Georgescu ran as an independent and has not backed any party, but he was once a member of AUR before leaving after praising Romania's 1930s fascist leaders as national heroes.
A survey conducted by pollster CURS on Dec. 1 at polling stations showed Georgescu would win 57.8% in a run-off to Lasconi's 42.2% among people who say they will vote. The survey polled 24,629 people after they cast their vote and had a margin of error of plus/minus 0.6%.
An admirer of U.S. President-elect Donald Trump, Simion has said he would stop military aid to Ukraine. He has opposed Holocaust education and gay marriage, and wants to recover territories that Romania lost during World War Two.
AUR has gone from being a fringe anti-vaccination group during the COVID-19 pandemic into Romania's leading opposition force, appealing to the working class diaspora and young voters and building on popular discontent with mainstream politicians.
Simion says he is not pro-Russian, calling President Vladimir Putin a war criminal, and supports Romania's NATO and EU membership status, though he condemns what he calls a "greedy, corrupt bubble" in EU headquarters Brussels. By contrast, Georgescu has called Putin a true leader and patriot.

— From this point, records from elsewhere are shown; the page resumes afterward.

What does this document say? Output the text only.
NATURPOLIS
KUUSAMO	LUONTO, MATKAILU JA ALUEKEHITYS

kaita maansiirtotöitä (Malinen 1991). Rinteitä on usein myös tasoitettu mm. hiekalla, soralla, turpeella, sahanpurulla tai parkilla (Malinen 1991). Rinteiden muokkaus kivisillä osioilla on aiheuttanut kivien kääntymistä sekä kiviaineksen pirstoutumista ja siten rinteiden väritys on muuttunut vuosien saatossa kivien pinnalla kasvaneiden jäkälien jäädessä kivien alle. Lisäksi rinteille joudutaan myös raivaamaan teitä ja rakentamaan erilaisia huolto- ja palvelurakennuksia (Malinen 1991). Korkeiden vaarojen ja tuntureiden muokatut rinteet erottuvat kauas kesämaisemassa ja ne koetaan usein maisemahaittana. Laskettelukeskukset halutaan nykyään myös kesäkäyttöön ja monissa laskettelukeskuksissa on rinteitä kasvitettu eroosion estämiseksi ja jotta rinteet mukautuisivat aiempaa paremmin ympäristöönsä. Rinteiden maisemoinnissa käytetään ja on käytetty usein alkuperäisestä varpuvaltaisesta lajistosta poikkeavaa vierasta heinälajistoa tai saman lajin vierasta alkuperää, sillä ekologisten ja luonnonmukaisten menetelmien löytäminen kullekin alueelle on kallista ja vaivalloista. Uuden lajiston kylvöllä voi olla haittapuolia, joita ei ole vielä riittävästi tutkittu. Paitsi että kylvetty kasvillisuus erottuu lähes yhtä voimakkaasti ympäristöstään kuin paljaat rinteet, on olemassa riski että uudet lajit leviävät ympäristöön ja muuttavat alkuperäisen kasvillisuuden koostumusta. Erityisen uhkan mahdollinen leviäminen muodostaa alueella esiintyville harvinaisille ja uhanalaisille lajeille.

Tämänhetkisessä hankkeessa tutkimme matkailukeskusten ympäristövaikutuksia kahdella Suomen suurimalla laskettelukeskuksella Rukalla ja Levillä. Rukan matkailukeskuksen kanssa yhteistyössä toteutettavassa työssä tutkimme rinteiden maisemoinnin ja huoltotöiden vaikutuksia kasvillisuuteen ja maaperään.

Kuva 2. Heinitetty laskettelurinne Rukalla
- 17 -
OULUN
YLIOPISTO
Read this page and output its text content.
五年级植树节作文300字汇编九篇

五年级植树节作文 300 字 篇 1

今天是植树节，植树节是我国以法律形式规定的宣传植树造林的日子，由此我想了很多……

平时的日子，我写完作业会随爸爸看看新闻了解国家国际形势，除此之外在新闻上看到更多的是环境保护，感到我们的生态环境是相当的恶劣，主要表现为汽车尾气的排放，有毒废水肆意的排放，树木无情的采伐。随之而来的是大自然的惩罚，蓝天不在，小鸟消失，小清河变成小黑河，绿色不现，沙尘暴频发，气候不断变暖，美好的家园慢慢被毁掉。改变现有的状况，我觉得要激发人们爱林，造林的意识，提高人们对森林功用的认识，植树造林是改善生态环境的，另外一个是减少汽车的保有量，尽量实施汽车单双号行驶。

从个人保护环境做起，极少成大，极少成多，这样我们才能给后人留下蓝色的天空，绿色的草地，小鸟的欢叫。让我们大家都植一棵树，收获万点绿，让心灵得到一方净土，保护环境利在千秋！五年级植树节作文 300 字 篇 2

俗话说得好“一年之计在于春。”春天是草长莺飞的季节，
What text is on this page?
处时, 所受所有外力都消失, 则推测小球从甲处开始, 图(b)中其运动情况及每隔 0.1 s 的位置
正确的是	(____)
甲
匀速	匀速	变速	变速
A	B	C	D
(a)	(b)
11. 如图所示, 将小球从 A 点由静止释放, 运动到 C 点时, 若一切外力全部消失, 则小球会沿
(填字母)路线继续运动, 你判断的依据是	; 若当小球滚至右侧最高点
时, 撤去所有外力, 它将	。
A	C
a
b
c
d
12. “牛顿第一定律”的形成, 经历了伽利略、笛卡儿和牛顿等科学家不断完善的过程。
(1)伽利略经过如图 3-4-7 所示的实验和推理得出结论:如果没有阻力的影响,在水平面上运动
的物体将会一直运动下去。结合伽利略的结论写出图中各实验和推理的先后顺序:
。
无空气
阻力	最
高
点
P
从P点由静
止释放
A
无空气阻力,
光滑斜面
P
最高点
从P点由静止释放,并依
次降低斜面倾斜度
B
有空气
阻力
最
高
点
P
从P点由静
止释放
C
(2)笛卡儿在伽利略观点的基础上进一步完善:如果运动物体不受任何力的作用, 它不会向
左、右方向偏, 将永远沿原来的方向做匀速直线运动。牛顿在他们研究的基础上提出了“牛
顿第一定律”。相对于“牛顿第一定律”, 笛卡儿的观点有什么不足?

Romanian authorities say the country has become a key target for hostile actors such as Russia, and have accused video streaming platform TikTok of giving preferential treatment to one candidate in the presidential election without specifically naming Georgescu. Both Russia and TikTok deny any wrongdoing.
TikTok executives on Tuesday defended the platform's conduct, telling a European Parliament committee that the company had taken action to disrupt covert networks.
"Back in September, we disclosed a network of 22 accounts from Romania targeting a Romanian audience, since then we've disrupted a further seven recidivists that have tried to come back to the platform," said Brie Pegum, TikTok's Global Head of Product for Authenticity & Transparency.
"Just on Friday last week, we disrupted two more networks... within Romania targeting a Romanian audience of 12 accounts and 78 accounts respectively."